On Monday, Treasury Secretary Scott Bessent told Fox News Channel’s “Fox & Friends” that Iran is permitting some tanker traffic through the Strait of Hormuz and that the “market is well supplied.” He attributed this to countries tapping their strategic petroleum reserves and the lifting of sanctions on Russian and Iranian oil already aboard tankers.
“We are seeing more and more ships go through on a daily basis as individual countries cut deals with the Iranian regime for the time being,” Bessent said. “But over time, the U.S. is going to retake control of the straits, and there will be freedom of navigation, whether it is through U.S. escorts or a multinational escort.”
Graham Steele, a former Treasury official under President Biden, said Trump’s messaging strategies “can work temporarily, but they have diminishing returns, over time,” especially when they are not backed by concrete policies and outcomes.
“We saw a lot of the volatile market reactions initially, when he kept announcing these things and then walking them back,” Steele noted. “The market reaction now is just a steady trend upward in prices,” he added, explaining that markets are “not responding to it in the same way anymore.”

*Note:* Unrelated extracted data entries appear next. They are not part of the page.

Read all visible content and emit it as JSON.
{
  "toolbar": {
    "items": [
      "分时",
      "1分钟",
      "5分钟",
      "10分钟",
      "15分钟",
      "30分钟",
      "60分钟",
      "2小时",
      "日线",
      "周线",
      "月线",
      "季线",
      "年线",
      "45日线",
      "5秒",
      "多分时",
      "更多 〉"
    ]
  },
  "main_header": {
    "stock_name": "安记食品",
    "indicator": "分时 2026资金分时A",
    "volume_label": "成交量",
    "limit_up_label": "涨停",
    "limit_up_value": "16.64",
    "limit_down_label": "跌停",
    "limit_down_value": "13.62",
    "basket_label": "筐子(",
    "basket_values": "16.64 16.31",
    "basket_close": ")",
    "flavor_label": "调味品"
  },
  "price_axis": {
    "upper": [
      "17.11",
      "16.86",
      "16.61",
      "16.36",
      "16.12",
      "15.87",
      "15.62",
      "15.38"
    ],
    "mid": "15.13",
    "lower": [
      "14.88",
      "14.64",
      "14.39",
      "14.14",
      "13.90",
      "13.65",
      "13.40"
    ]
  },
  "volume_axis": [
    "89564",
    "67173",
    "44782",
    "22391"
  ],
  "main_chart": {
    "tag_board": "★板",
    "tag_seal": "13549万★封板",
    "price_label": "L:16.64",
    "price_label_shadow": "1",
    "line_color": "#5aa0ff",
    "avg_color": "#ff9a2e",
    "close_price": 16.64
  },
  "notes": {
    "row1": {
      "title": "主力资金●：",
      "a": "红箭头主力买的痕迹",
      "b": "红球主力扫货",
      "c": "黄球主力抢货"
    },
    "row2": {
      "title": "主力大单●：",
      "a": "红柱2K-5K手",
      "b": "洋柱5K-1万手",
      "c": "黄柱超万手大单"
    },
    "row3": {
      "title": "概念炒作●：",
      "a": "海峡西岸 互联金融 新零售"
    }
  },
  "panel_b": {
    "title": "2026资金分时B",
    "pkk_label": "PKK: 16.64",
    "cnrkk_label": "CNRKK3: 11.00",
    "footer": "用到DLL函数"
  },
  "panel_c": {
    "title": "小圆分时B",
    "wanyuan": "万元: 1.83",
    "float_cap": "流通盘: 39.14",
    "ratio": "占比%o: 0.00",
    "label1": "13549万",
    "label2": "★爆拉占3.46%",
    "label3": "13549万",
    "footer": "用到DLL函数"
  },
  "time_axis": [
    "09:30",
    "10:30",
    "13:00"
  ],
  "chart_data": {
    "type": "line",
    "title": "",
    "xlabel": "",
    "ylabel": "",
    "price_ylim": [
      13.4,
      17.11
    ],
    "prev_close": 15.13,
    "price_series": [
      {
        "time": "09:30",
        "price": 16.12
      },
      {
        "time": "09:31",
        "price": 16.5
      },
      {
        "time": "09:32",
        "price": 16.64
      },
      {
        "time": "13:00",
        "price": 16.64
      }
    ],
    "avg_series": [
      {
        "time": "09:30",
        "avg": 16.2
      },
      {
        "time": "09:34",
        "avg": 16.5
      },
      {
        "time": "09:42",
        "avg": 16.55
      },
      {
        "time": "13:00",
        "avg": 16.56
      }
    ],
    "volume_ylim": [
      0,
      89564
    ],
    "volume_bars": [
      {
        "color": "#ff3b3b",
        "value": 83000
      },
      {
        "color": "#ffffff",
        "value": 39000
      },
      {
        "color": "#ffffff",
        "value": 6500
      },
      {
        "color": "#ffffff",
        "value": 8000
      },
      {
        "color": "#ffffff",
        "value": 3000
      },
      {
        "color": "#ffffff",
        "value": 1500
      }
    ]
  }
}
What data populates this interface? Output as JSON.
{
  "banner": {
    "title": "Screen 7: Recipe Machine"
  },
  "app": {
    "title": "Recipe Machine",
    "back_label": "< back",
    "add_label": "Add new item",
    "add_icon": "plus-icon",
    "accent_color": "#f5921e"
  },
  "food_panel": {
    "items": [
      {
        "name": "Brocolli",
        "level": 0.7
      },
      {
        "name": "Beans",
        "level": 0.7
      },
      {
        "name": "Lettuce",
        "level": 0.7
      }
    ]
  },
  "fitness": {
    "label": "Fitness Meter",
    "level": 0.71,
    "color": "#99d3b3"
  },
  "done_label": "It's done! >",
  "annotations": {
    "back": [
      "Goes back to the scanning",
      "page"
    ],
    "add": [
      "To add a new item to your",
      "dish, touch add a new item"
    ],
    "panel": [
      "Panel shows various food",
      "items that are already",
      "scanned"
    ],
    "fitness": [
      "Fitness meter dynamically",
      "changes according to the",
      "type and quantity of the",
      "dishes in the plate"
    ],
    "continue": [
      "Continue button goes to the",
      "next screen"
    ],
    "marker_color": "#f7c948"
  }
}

Confidence in the economy and Trump is fading without clear results
The University of Michigan’s Index of Consumer Sentiment dropped to a reading of 53.3 in March, its lowest point since December. Joanne Hsu, the director of the surveys, cited financial market volatility following the Iran conflict as a key factor eroding economic confidence among middle and upper-income households.
Hsu mentioned that the survey suggests people do not anticipate the high energy costs and stock market losses to continue, but this outlook could shift if the war “becomes protracted or if higher energy prices pass through to overall inflation.”
Gus Faucher, chief economist at PNC Financial Services, emphasized that low consumer sentiment readings do not necessarily mean a recession is imminent. However, he said that for public confidence to improve, consumers need to witness lower gasoline prices, stable stock markets, and reduced mortgage rates. This, he suggested, would likely require a concrete resolution to the conflict, not just repeated statements from Trump.
“The proof is in the pudding,” Faucher said. “People need to see some substantive improvements before they feel better about conditions.”